Ils ne se sont probablement jamais parlé. Rien ne les rapproche, sinon cette question que l’histoire pose un jour à tous les chefs de guerre : que reste-t-il d’une organisation armée lorsqu’elle renonce [en dépit de moult revers et du contexte géopolitique] à exister en dehors de l’État ?

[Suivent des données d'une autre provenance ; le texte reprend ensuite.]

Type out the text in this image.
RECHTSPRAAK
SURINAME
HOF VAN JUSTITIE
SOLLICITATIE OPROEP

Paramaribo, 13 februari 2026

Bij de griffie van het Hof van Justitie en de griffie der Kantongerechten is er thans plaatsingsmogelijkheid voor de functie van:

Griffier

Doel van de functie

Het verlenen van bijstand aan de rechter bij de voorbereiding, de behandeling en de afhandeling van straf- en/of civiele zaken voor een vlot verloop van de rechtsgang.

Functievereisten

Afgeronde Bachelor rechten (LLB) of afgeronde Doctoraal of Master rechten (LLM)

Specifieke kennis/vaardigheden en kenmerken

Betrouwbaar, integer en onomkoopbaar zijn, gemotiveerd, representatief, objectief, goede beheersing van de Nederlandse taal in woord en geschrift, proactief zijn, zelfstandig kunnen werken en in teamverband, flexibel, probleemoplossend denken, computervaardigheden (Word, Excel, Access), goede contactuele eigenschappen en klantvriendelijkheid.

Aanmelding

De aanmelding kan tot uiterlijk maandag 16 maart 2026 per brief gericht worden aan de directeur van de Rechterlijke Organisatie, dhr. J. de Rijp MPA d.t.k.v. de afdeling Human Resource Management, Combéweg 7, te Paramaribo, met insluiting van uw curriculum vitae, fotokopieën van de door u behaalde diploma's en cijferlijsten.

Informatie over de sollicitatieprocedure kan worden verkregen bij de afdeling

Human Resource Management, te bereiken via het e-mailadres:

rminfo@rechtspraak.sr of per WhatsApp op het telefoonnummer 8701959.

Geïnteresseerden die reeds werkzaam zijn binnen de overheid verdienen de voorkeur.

Mazloum Abdi vient de donner sa réponse. En annonçant la dissolution des Forces démocratiques syriennes (FDS) et leur intégration aux institutions de l’État [syrien], il a déclaré que le moment était venu de “troquer l’uniforme militaire contre le costume civil” afin de servir son peuple depuis les institutions.

Sa nomination, quelques jours plus tard, comme conseiller du président Ahmed El-Charaa a donné un contenu concret à cette formule. L’ancien commandant n’a pas déposé les armes pour disparaître : il a cherché à convertir le pouvoir qu’elles lui avaient conféré en influence politique au sein du nouvel ordre syrien.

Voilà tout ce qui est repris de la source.